For a long time, full self-driving Teslas felt like something always coming next year. This week, that changed in a real and visible way.

Tesla has officially launched robotaxi rides in Austin with no human safety monitor inside the vehicle. The only people in the car are the passengers. The driving is handled entirely by the system.

The update was confirmed by Elon Musk, who posted on X that Tesla robotaxis are now operating in Austin without a safety monitor and congratulated the company’s AI team.

“Just started Tesla Robotaxi drives in Austin with no safety monitor in the car. Congrats to the @Tesla_AI team!”

This matters because earlier versions of Tesla’s robotaxi service still relied on a human presence. When the program launched last year in Austin, a monitor sat in the front passenger seat. In California’s Bay Area, Tesla robotaxis still operate with safety drivers behind the wheel. Austin is the first city where Tesla has taken that extra step.

Some early rider videos shared online show a chase vehicle following the robotaxi. That suggests Tesla is watching these trips closely as the system gains real-world miles. It is a cautious rollout, and that is exactly what you would expect at this stage.

The vehicles being used are Tesla Model Y robotaxis running a more advanced version of Tesla’s Full Self-Driving software. Tesla says the cars are mechanically identical to customer vehicles. The difference comes down to software and how it is deployed.

Austin has become Tesla’s autonomy proving ground for a reason. The city offers wide roads, predictable layouts, and a regulatory environment that supports testing new mobility tech. It is also where Tesla builds vehicles and develops much of its autonomy stack. Running driverless rides there keeps feedback loops tight.

Scaling will happen slowly. Ashok Elluswamy, who leads Tesla’s autonomous vehicle program, said the company is starting with a small number of unsupervised vehicles mixed into a larger fleet that still includes safety monitors.

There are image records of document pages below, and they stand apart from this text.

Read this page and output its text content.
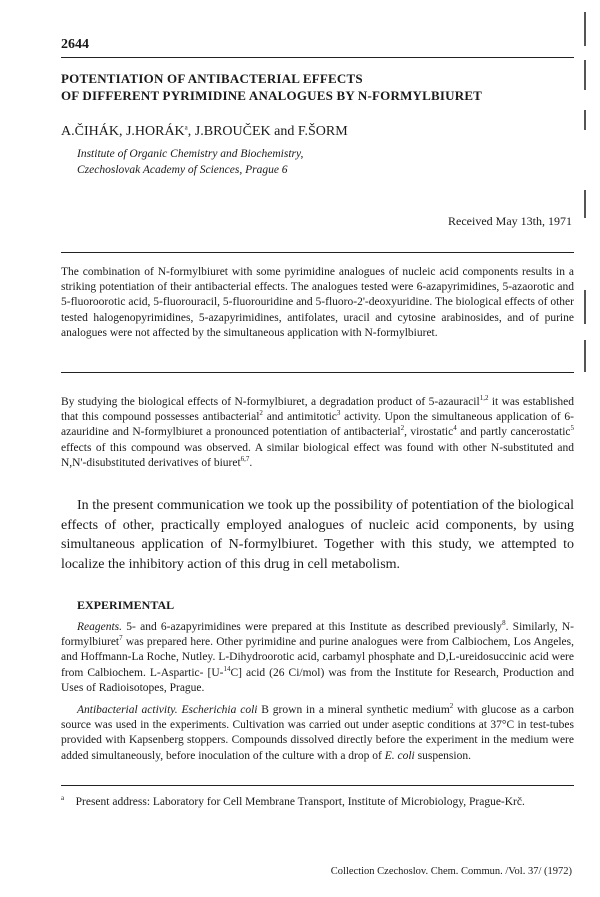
2644
POTENTIATION OF ANTIBACTERIAL EFFECTS
OF DIFFERENT PYRIMIDINE ANALOGUES BY N-FORMYLBIURET
A.ČIHÁK, J.HORÁK$^a$, J.BROUČEK and F.ŠORM
Institute of Organic Chemistry and Biochemistry,
Czechoslovak Academy of Sciences, Prague 6
Received May 13th, 1971
The combination of N-formylbiuret with some pyrimidine analogues of nucleic acid components results in a striking potentiation of their antibacterial effects. The analogues tested were 6-azapyrimidines, 5-azaorotic and 5-fluoroorotic acid, 5-fluorouracil, 5-fluorouridine and 5-fluoro-2'-deoxyuridine. The biological effects of other tested halogenopyrimidines, 5-azapyrimidines, antifolates, uracil and cytosine arabinosides, and of purine analogues were not affected by the simultaneous application with N-formylbiuret.
By studying the biological effects of N-formylbiuret, a degradation product of 5-azauracil$^{1,2}$ it was established that this compound possesses antibacterial$^2$ and antimitotic$^3$ activity. Upon the simultaneous application of 6-azauridine and N-formylbiuret a pronounced potentiation of antibacterial$^2$, virostatic$^4$ and partly cancerostatic$^5$ effects of this compound was observed. A similar biological effect was found with other N-substituted and N,N'-disubstituted derivatives of biuret$^{6,7}$.
In the present communication we took up the possibility of potentiation of the biological effects of other, practically employed analogues of nucleic acid components, by using simultaneous application of N-formylbiuret. Together with this study, we attempted to localize the inhibitory action of this drug in cell metabolism.
EXPERIMENTAL
Reagents. 5- and 6-azapyrimidines were prepared at this Institute as described previously$^8$. Similarly, N-formylbiuret$^7$ was prepared here. Other pyrimidine and purine analogues were from Calbiochem, Los Angeles, and Hoffmann-La Roche, Nutley. L-Dihydroorotic acid, carbamyl phosphate and D,L-ureidosuccinic acid were from Calbiochem. L-Aspartic- [U-$^{14}$C] acid (26 Ci/mol) was from the Institute for Research, Production and Uses of Radioisotopes, Prague.
Antibacterial activity. Escherichia coli B grown in a mineral synthetic medium$^2$ with glucose as a carbon source was used in the experiments. Cultivation was carried out under aseptic conditions at 37°C in test-tubes provided with Kapsenberg stoppers. Compounds dissolved directly before the experiment in the medium were added simultaneously, before inoculation of the culture with a drop of E. coli suspension.
$^a$ Present address: Laboratory for Cell Membrane Transport, Institute of Microbiology, Prague-Krč.
Collection Czechoslov. Chem. Commun. /Vol. 37/ (1972)
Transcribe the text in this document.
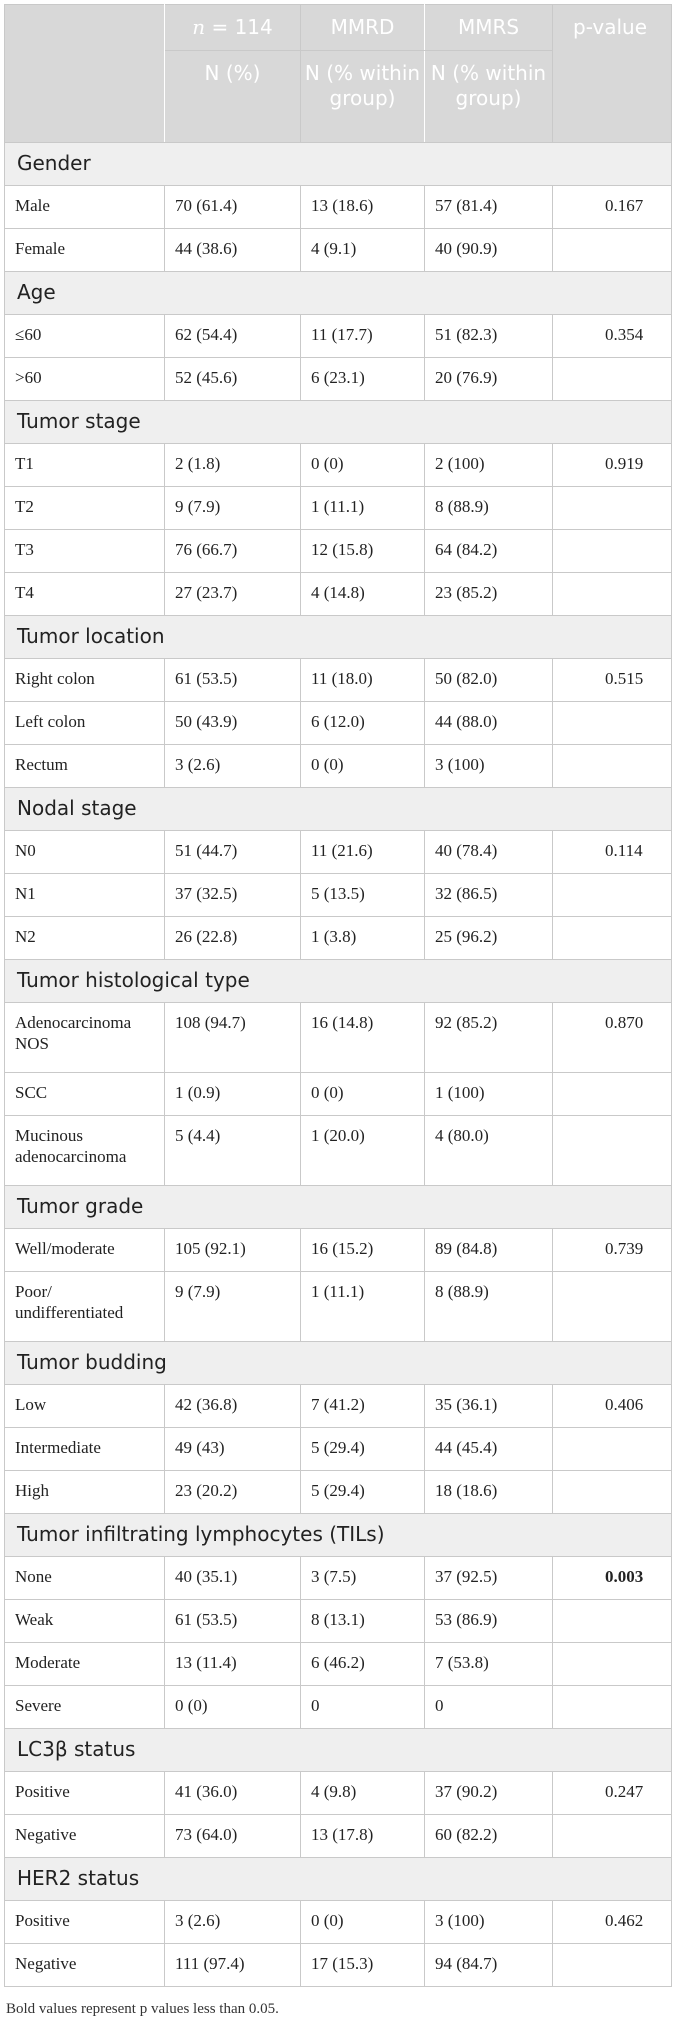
	n = 114	MMRD	MMRS	p-value
	N (%)	N (% within group)	N (% within group)	
Gender				
Male	70 (61.4)	13 (18.6)	57 (81.4)	0.167
Female	44 (38.6)	4 (9.1)	40 (90.9)	
Age				
≤60	62 (54.4)	11 (17.7)	51 (82.3)	0.354
>60	52 (45.6)	6 (23.1)	20 (76.9)	
Tumor stage				
T1	2 (1.8)	0 (0)	2 (100)	0.919
T2	9 (7.9)	1 (11.1)	8 (88.9)	
T3	76 (66.7)	12 (15.8)	64 (84.2)	
T4	27 (23.7)	4 (14.8)	23 (85.2)	
Tumor location				
Right colon	61 (53.5)	11 (18.0)	50 (82.0)	0.515
Left colon	50 (43.9)	6 (12.0)	44 (88.0)	
Rectum	3 (2.6)	0 (0)	3 (100)	
Nodal stage				
N0	51 (44.7)	11 (21.6)	40 (78.4)	0.114
N1	37 (32.5)	5 (13.5)	32 (86.5)	
N2	26 (22.8)	1 (3.8)	25 (96.2)	
Tumor histological type				
Adenocarcinoma NOS	108 (94.7)	16 (14.8)	92 (85.2)	0.870
SCC	1 (0.9)	0 (0)	1 (100)	
Mucinous adenocarcinoma	5 (4.4)	1 (20.0)	4 (80.0)	
Tumor grade				
Well/moderate	105 (92.1)	16 (15.2)	89 (84.8)	0.739
Poor/ undifferentiated	9 (7.9)	1 (11.1)	8 (88.9)	
Tumor budding				
Low	42 (36.8)	7 (41.2)	35 (36.1)	0.406
Intermediate	49 (43)	5 (29.4)	44 (45.4)	
High	23 (20.2)	5 (29.4)	18 (18.6)	
Tumor infiltrating lymphocytes (TILs)				
None	40 (35.1)	3 (7.5)	37 (92.5)	0.003
Weak	61 (53.5)	8 (13.1)	53 (86.9)	
Moderate	13 (11.4)	6 (46.2)	7 (53.8)	
Severe	0 (0)	0	0	
LC3β status				
Positive	41 (36.0)	4 (9.8)	37 (90.2)	0.247
Negative	73 (64.0)	13 (17.8)	60 (82.2)	
HER2 status				
Positive	3 (2.6)	0 (0)	3 (100)	0.462
Negative	111 (97.4)	17 (15.3)	94 (84.7)	
Bold values represent p values less than 0.05.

Over time, that ratio will increase. This gradual approach reflects how hard the final stretch of autonomy really is.

The comparison everyone makes is with Waymo, owned by Alphabet. Waymo already delivers around 450,000 paid autonomous rides per week and operates in multiple U.S. cities, with more launches planned this year. Waymo relies on lidar, radar, and dense sensor suites, while Tesla continues to push a camera-first approach powered by neural networks.

These robotaxis use vehicles that look and feel like the ones many people already drive. That reinforces Tesla’s long-held idea that autonomy scales through software updates rather than specialized hardware.

The open question is timing. Musk has said the robotaxis use a more advanced version of Full Self-Driving than what customers have today, even though the hardware is the same. Bridging that gap from fleet testing to personal ownership remains the milestone to watch.

Tesla plans to expand its robotaxi network further with the upcoming Cybercab, a vehicle designed specifically for autonomous ride-hailing. Austin is the starting point, not the finish line.